Nina! Aduhsay bass-nya, atau gitarnya Oom Bjorn, sedap betul. Inilah kesedapan hidup di dunia, bukan yang lainnya. Jika dokter Jul merasa lucu dengan hancurnya gigi karena cairan vagina, aku lebih merasa lucu jika menggoyang-goyangkan bahuku, mengangguk-anggukkan tengkukku, seirama dengan lenggok gemulainya Ratu Dansa yang masih seusia anak perempuan kesayanganku. Muda dan manis, hanya tujuh belas. Iramanya terutama, bukan lenggok gemulainya. Lenggok gemulai biar dalam khayalku saja, sedang mataku terpejam, karena bukan itu intinya. Irama!

Halah, ini lagi Aku Punya Impian malah teringat KehidupanBarat, lantas Abdul Qodir. Ini bagian dari kemudaan yang tidak ingin 'kuingat-ingat. Hal terbodoh yang bisa dilakukan siapapun adalah mengingat-ingat, terlebih sampai mendamba-damba kembalinya masa muda. Memang perutku sekarang gendut mengganjal, kepalaku botak, dan tiga macam obat darah tinggi 'kuminum sekaligus tiap malam. Namun itu semua tetap baik, sama baiknya dengan kemudaanku. Bahkan mungkin lebih baik, seandainya dosa-dosaku diampuni seriang irama denting hapsikord ini. 

Baru empat puluh empat tahun koq sudah merasa tua. Sok tuak luh! Masa bodo! Aku tidak lantas merasa berjingkrak-jingkrak riang di jalanan Stockholm, sedang Amsterdam yang jelas-jelas sudah 'kutelusuri, lebih sering 'kutunduk-tekuri jalan-jalannya. Dingin berangin, hangat berhujan, tidak ada bedanya. Aku tetap menunduk, menekuri, menjalani. Sudah lewat waktuku untuk menjadi seperti Alexander Agung. Jadi apapun 'kurasa sudah lewat, kecuali teman Mang Imas berziarah ke wali-wali soto. Itu pun yang dekat-dekat saja. Sekitar sini saja, tidak sampai Bojonegoro.

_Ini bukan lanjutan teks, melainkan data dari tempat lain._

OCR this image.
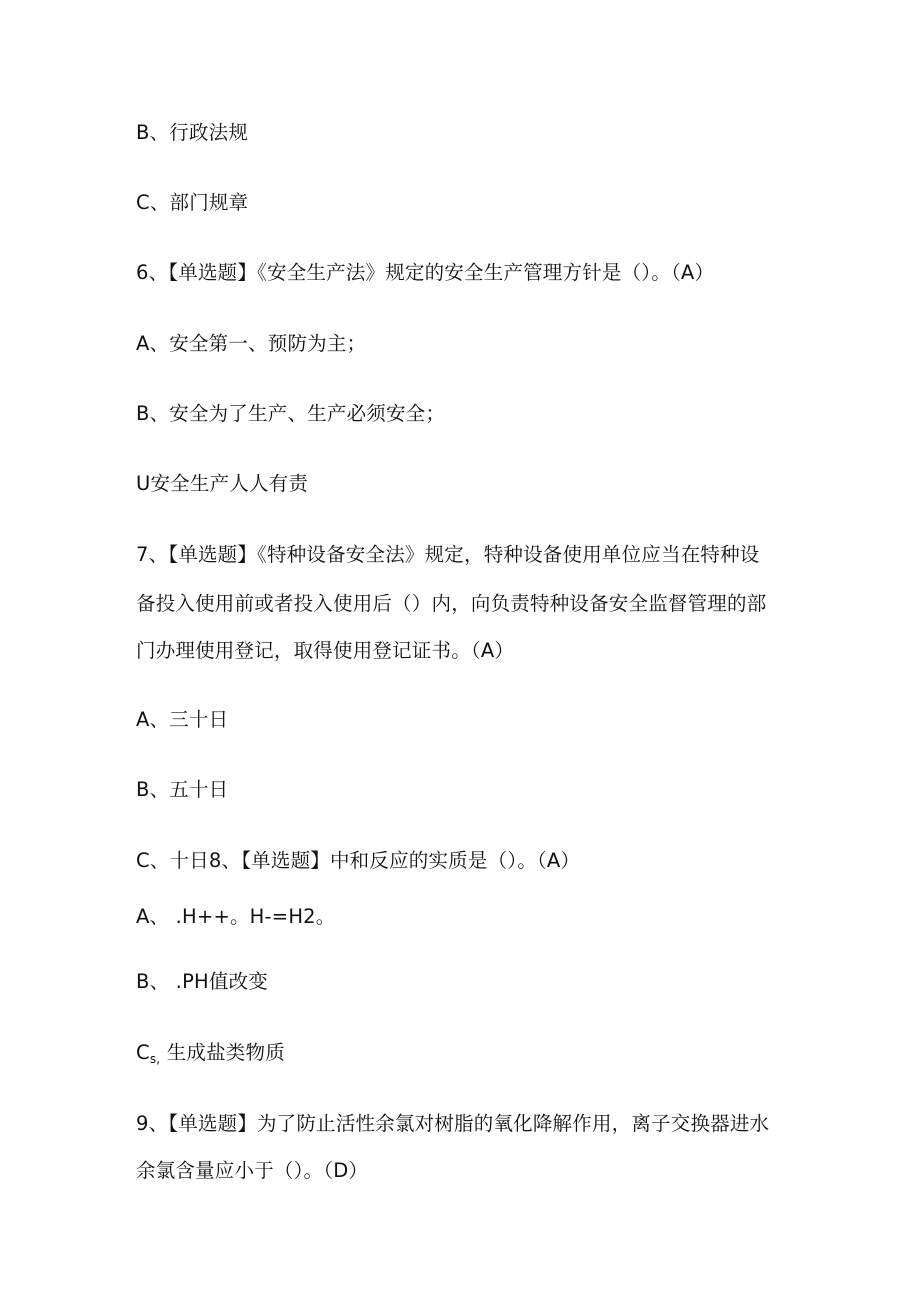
B、行政法规
C、部门规章
6、【单选题】《安全生产法》规定的安全生产管理方针是（）。（A）
A、安全第一、预防为主；
B、安全为了生产、生产必须安全；
U安全生产人人有责
7、【单选题】《特种设备安全法》规定，特种设备使用单位应当在特种设
备投入使用前或者投入使用后（）内，向负责特种设备安全监督管理的部
门办理使用登记，取得使用登记证书。（A）
A、三十日
B、五十日
C、十日8、【单选题】中和反应的实质是（）。（A）
A、 .H++。H-=H2。
B、 .PH值改变
$C_{s,}$ 生成盐类物质
9、【单选题】为了防止活性余氯对树脂的氧化降解作用，离子交换器进水
余氯含量应小于（）。（D）
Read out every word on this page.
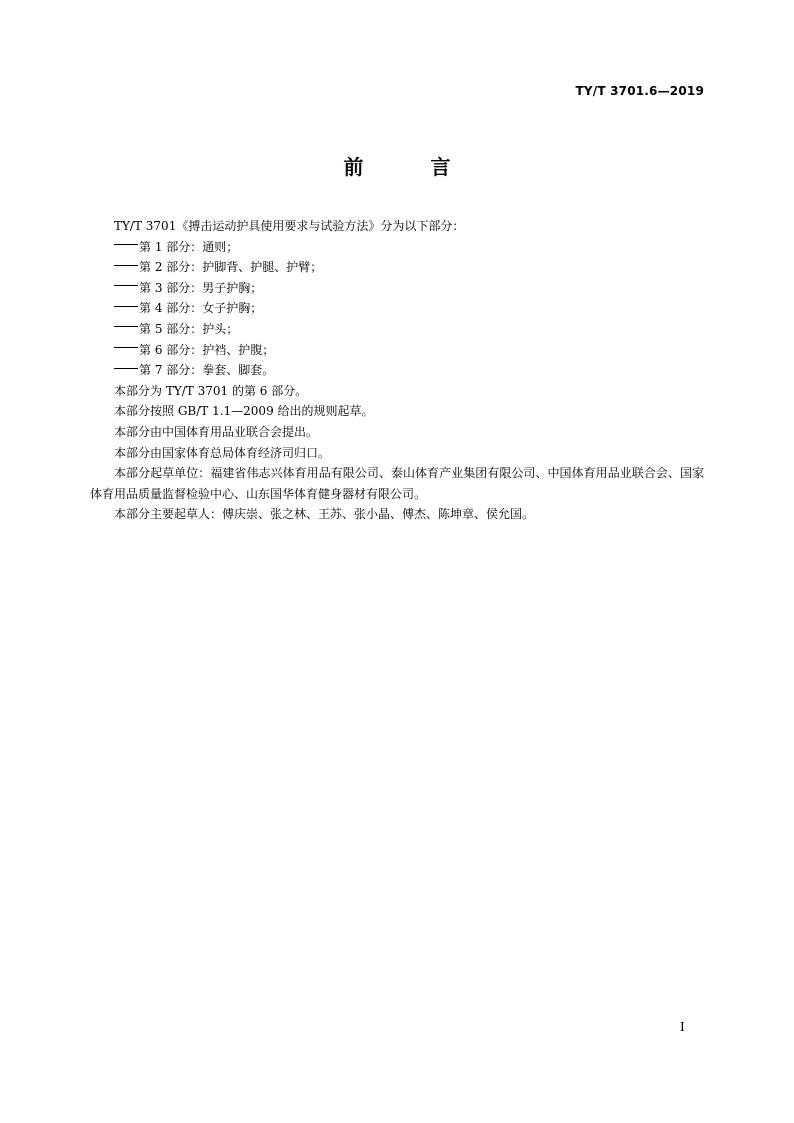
TY/T 3701.6—2019
前 言

TY/T 3701《搏击运动护具使用要求与试验方法》分为以下部分：

第 1 部分：通则；

第 2 部分：护脚背、护腿、护臂；

第 3 部分：男子护胸；

第 4 部分：女子护胸；

第 5 部分：护头；

第 6 部分：护裆、护腹；

第 7 部分：拳套、脚套。

本部分为 TY/T 3701 的第 6 部分。

本部分按照 GB/T 1.1—2009 给出的规则起草。

本部分由中国体育用品业联合会提出。

本部分由国家体育总局体育经济司归口。

本部分起草单位：福建省伟志兴体育用品有限公司、泰山体育产业集团有限公司、中国体育用品业联合会、国家体育用品质量监督检验中心、山东国华体育健身器材有限公司。

本部分主要起草人：傅庆崇、张之林、王苏、张小晶、傅杰、陈坤章、侯允国。

I
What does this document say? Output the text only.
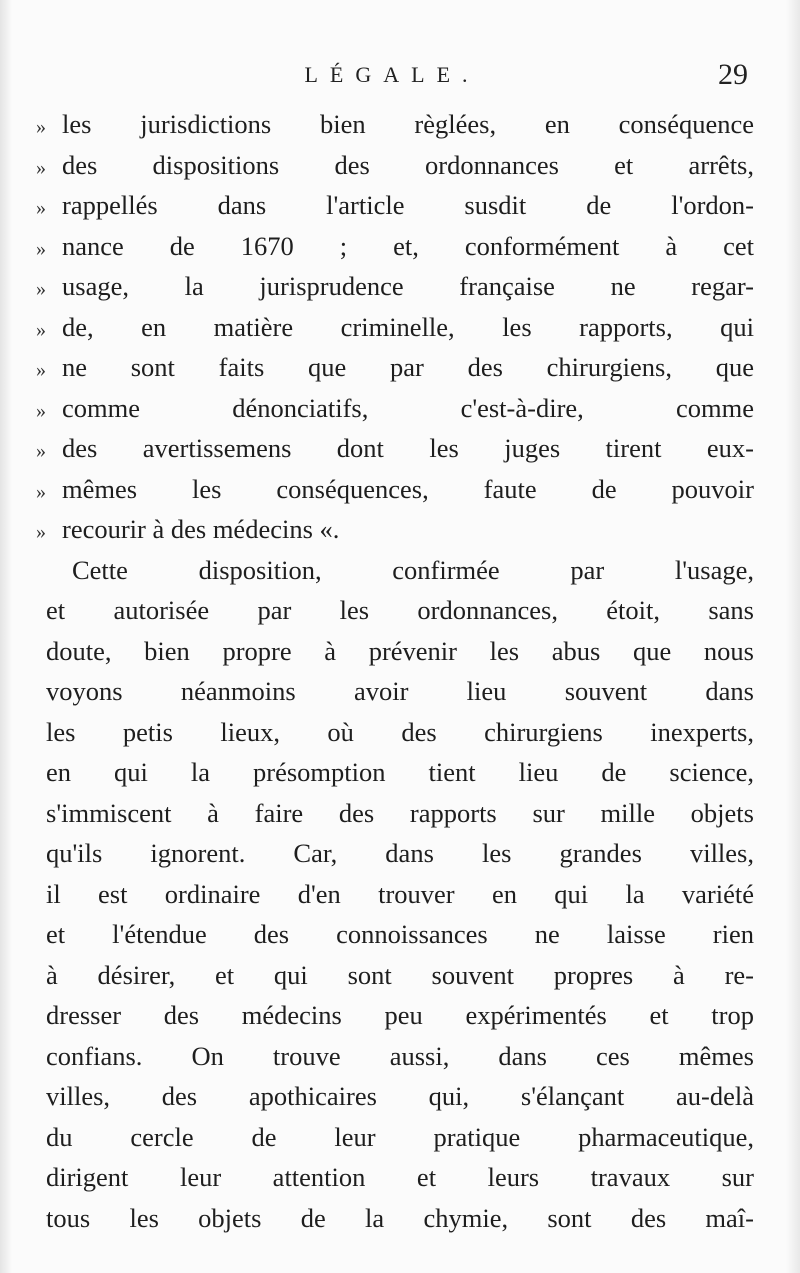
LÉGALE.	29
» les jurisdictions bien règlées, en conséquence
» des dispositions des ordonnances et arrêts,
» rappellés dans l'article susdit de l'ordon-
» nance de 1670 ; et, conformément à cet
» usage, la jurisprudence française ne regar-
» de, en matière criminelle, les rapports, qui
» ne sont faits que par des chirurgiens, que
» comme dénonciatifs, c'est-à-dire, comme
» des avertissemens dont les juges tirent eux-
» mêmes les conséquences, faute de pouvoir
» recourir à des médecins «.
Cette disposition, confirmée par l'usage,
et autorisée par les ordonnances, étoit, sans
doute, bien propre à prévenir les abus que nous
voyons néanmoins avoir lieu souvent dans
les petis lieux, où des chirurgiens inexperts,
en qui la présomption tient lieu de science,
s'immiscent à faire des rapports sur mille objets
qu'ils ignorent. Car, dans les grandes villes,
il est ordinaire d'en trouver en qui la variété
et l'étendue des connoissances ne laisse rien
à désirer, et qui sont souvent propres à re-
dresser des médecins peu expérimentés et trop
confians. On trouve aussi, dans ces mêmes
villes, des apothicaires qui, s'élançant au-delà
du cercle de leur pratique pharmaceutique,
dirigent leur attention et leurs travaux sur
tous les objets de la chymie, sont des maî-
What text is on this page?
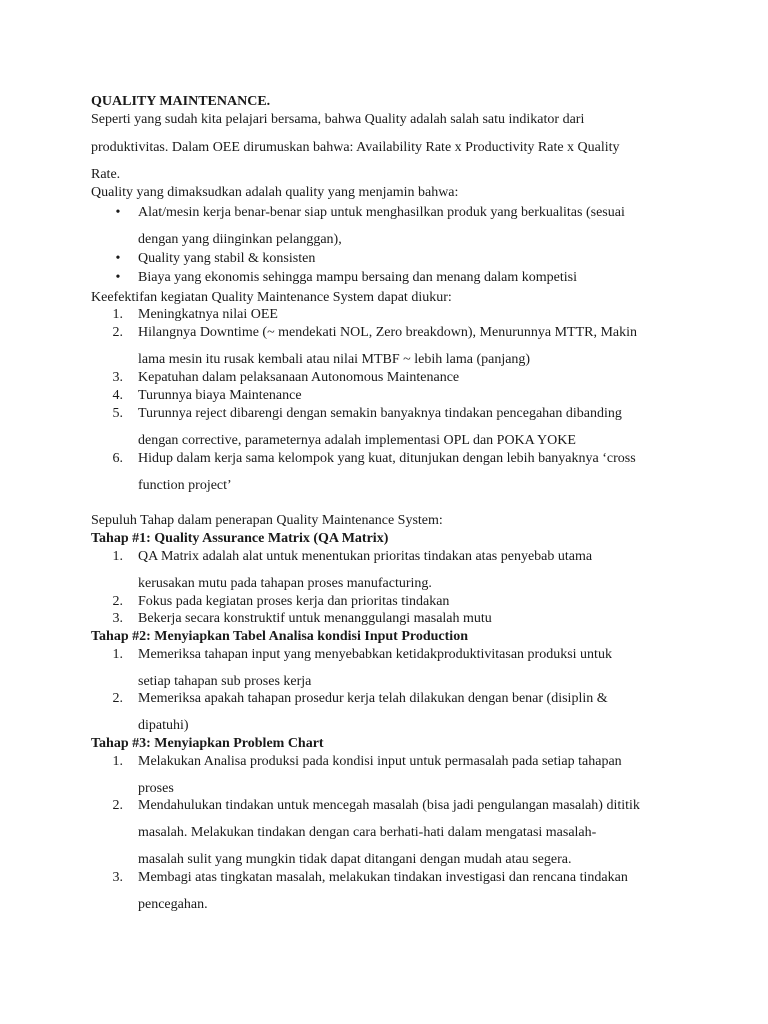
QUALITY MAINTENANCE.
Seperti yang sudah kita pelajari bersama, bahwa Quality adalah salah satu indikator dari
produktivitas. Dalam OEE dirumuskan bahwa: Availability Rate x Productivity Rate x Quality
Rate.
Quality yang dimaksudkan adalah quality yang menjamin bahwa:
• Alat/mesin kerja benar-benar siap untuk menghasilkan produk yang berkualitas (sesuai
dengan yang diinginkan pelanggan),
• Quality yang stabil & konsisten
• Biaya yang ekonomis sehingga mampu bersaing dan menang dalam kompetisi
Keefektifan kegiatan Quality Maintenance System dapat diukur:
1. Meningkatnya nilai OEE
2. Hilangnya Downtime (~ mendekati NOL, Zero breakdown), Menurunnya MTTR, Makin
lama mesin itu rusak kembali atau nilai MTBF ~ lebih lama (panjang)
3. Kepatuhan dalam pelaksanaan Autonomous Maintenance
4. Turunnya biaya Maintenance
5. Turunnya reject dibarengi dengan semakin banyaknya tindakan pencegahan dibanding
dengan corrective, parameternya adalah implementasi OPL dan POKA YOKE
6. Hidup dalam kerja sama kelompok yang kuat, ditunjukan dengan lebih banyaknya ‘cross
function project’
Sepuluh Tahap dalam penerapan Quality Maintenance System:
Tahap #1: Quality Assurance Matrix (QA Matrix)
1. QA Matrix adalah alat untuk menentukan prioritas tindakan atas penyebab utama
kerusakan mutu pada tahapan proses manufacturing.
2. Fokus pada kegiatan proses kerja dan prioritas tindakan
3. Bekerja secara konstruktif untuk menanggulangi masalah mutu
Tahap #2: Menyiapkan Tabel Analisa kondisi Input Production
1. Memeriksa tahapan input yang menyebabkan ketidakproduktivitasan produksi untuk
setiap tahapan sub proses kerja
2. Memeriksa apakah tahapan prosedur kerja telah dilakukan dengan benar (disiplin &
dipatuhi)
Tahap #3: Menyiapkan Problem Chart
1. Melakukan Analisa produksi pada kondisi input untuk permasalah pada setiap tahapan
proses
2. Mendahulukan tindakan untuk mencegah masalah (bisa jadi pengulangan masalah) dititik
masalah. Melakukan tindakan dengan cara berhati-hati dalam mengatasi masalah-
masalah sulit yang mungkin tidak dapat ditangani dengan mudah atau segera.
3. Membagi atas tingkatan masalah, melakukan tindakan investigasi dan rencana tindakan
pencegahan.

Mammamia! Satu-satunya hanya ayam berbumbu dari kalangan Jet-Set yang 'kubeli di Toserba Model. Selebihnya aku tidak pernah berseru begitu. Aku mungkin gaya-gaya'an sampai orang menyangkaku yang tidak-tidak. Padahal aku tidak lebih seekor anjing bekas peliharaan yang terlantar menggelandang di pinggir-pinggir jalan. Itu pun tidak jauh-jauh. Aku menggoyang-goyangkan ekorku biar disangka minta kasihan orang-orang yang lalu-lalang. Padahal tidak! Aku bahkan menggoyang-goyangkan pantatku tanpa tahu malu, sedang lidahku menjulur-julur.

Penampil Super, bisa jadi! Memang hanya itu bisaku. Semua kawanku bisa macam-macam. Bu Ismu sudah melihatnya dari jauh-jauh hari. "Yang satu ini," batin Bu Ismu, "hanya akan jadi badut. Mungkin sedikit lucu, tapi bagiku tidak." Gumamnya sambil menjebikkan bibir. Aku lantas ingin tahu segala tahun dan bulan lahir Bu Ismu, jika perlu jamnya dan sebagainya, tapi itu semua ketololan. Itu sekadar naluri ingin tahu yang 'kusangka seperti insting ilmuwan, padahal cuma ketololan seorang badut. Kasihan siapapun yang berurusan denganku, hanya badut yang agak sedikit lucu.